When you attended Christmas Mass a month ago, you likely found the parking lot full and pew space at a premium.
That’s because Catholics are more likely to attend Christmas Mass than any other liturgy throughout the year.
Because of that, according to a fascinating recent report I saw, Christmas “provides a glimpse of what the Catholic Church might look like on a weekly basis if the decline in Mass attendance from the late-1950s peak had never occurred.”
The report, on the blog of the Center for Applied Research in the Apostolate at Georgetown University, said some indicators pointed to attendance hitting an all-time high during Christmas 2009.
And it said there’s every reason to think that Christmas Masses will continue to get more crowded — to the point that, in 2035, there simply won’t be enough seats for everybody.

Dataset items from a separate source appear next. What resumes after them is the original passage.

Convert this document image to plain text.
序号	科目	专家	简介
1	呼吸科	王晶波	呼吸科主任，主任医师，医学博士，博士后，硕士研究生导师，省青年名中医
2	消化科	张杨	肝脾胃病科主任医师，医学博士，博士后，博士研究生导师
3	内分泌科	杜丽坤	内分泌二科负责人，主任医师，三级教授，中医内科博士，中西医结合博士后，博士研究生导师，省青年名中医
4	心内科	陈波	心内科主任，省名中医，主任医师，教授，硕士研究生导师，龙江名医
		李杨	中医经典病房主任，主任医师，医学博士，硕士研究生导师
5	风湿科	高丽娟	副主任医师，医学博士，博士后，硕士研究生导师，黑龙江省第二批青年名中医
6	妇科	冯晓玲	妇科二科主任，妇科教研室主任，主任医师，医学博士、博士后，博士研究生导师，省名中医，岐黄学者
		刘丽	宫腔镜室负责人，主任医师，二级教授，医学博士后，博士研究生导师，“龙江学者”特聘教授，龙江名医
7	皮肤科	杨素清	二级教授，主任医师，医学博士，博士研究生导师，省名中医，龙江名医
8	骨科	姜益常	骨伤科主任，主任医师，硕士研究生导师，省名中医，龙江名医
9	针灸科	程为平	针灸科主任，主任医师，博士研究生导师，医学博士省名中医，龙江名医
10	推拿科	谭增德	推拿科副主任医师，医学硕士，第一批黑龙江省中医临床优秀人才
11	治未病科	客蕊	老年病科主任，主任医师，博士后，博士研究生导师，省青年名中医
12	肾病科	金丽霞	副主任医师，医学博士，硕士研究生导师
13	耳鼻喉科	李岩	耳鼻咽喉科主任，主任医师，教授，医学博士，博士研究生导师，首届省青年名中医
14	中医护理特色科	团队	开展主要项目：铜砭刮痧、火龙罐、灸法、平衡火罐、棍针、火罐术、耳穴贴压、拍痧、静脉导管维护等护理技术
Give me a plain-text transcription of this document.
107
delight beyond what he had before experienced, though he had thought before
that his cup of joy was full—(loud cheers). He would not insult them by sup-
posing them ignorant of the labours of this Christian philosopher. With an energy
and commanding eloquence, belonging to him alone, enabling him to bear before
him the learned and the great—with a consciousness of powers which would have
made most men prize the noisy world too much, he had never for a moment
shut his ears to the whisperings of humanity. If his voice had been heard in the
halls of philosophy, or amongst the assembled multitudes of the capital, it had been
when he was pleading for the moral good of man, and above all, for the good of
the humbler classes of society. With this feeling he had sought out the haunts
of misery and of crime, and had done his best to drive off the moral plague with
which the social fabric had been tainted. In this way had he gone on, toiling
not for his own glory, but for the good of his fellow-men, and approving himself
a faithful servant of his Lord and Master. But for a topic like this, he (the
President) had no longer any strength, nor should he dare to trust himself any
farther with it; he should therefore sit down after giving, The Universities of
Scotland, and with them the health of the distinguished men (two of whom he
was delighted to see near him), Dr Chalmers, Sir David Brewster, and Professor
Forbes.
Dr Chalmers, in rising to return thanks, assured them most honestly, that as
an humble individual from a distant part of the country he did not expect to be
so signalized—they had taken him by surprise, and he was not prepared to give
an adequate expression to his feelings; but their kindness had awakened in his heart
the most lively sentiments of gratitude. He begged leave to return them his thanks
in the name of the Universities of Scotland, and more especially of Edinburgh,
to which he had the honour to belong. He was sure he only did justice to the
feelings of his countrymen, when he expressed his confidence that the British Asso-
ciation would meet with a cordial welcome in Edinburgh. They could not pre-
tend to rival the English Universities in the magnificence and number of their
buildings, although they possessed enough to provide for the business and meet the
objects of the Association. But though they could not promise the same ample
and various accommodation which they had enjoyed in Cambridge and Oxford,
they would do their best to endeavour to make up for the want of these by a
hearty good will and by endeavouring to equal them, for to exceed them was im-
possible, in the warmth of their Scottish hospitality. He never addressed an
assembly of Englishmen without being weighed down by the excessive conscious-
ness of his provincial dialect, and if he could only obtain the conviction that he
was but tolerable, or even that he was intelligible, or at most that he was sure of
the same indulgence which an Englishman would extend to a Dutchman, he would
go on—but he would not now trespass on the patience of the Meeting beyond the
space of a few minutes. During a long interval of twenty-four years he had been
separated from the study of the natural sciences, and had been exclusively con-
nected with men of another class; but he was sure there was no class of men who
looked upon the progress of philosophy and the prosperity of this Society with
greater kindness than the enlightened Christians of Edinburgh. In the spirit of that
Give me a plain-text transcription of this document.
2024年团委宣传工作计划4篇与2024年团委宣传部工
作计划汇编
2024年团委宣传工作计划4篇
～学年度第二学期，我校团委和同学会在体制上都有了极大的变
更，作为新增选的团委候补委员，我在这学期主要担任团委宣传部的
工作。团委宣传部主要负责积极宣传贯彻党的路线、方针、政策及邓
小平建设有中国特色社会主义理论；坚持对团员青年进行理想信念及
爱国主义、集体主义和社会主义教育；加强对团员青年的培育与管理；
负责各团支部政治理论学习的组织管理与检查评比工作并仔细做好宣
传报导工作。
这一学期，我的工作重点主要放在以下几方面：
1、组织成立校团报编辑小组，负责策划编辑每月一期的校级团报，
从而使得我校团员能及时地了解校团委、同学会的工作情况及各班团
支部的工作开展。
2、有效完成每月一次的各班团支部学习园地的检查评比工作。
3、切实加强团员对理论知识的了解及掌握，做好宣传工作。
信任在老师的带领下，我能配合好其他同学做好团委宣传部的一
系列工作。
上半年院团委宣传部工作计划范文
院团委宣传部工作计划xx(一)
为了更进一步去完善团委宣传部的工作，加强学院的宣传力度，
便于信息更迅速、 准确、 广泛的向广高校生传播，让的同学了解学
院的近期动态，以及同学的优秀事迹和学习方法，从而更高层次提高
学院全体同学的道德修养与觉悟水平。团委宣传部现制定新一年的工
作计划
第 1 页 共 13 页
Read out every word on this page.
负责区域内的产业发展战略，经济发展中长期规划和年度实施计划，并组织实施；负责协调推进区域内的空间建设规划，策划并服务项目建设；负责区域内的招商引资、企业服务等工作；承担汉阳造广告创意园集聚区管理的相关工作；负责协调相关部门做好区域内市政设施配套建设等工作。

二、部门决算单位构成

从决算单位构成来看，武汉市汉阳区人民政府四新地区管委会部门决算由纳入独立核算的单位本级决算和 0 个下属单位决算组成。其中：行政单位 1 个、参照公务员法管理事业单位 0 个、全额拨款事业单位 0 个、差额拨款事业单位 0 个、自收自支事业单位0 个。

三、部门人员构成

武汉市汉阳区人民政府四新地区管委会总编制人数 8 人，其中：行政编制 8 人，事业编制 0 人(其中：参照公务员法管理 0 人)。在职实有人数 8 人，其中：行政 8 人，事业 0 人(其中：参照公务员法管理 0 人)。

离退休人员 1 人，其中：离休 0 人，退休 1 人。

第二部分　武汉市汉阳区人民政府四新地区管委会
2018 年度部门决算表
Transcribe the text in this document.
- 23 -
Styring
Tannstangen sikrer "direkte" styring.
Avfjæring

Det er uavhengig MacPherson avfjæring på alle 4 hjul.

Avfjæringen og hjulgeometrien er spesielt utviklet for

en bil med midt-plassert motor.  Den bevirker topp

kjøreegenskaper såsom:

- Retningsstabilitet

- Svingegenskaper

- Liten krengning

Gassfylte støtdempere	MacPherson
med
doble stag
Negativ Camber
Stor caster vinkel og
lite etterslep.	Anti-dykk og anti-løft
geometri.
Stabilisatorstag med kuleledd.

Here are the data used to come up with that projection:
- Today about 31 percent of Catholics (22 million people) attend Mass in an average week in the United States. (Compare that to 1957-58, when an estimated 74 percent of Catholics attended Mass weekly.)
- But 68 percent of Catholics attend Mass at least “a few times a year” — most likely representing Christmas and Easter.
- That means roughly 48 million Catholics attended Christmas Mass in 2009 — when the usual weekend attendance is 22 million.
- The total seating capacity of Catholic parishes in the United States — the number of seats (8.7 million) times the number of weekend Masses (62,500) — is currently about 33,578,000. That means in an average weekend, the seats are 65 percent filled.
That doesn’t leave a lot of extra capacity. The projection looks a quarter century down the road, assuming Mass attendance rates hold steady at 31 percent (as they have in recent years), the Catholic population grows 25 percent (as it has since 1985), and the number of parishes declines by another 5 percent (as it has since 1985, and likely will continue to because of insufficient priests).
Bottom line: In 2035, there will be 60 million Catholics at Christmas Masses — and only 31.9 million total seats.
One solution is to increase the number of Masses, as far as possible in the limited hours of the day.
But that’s not enough. The projection suggests that the physical capacity of the Church in the United States will have to grow — contrary to current trends toward consolidation.
Of course, that day could come even sooner if we’re able to get weekly Mass attendance rates edging up. Initiatives like Catholics Come Home are having some success; the Diocese of Phoenix estimates it has brought back 92,000 inactive Catholics through its advertisements.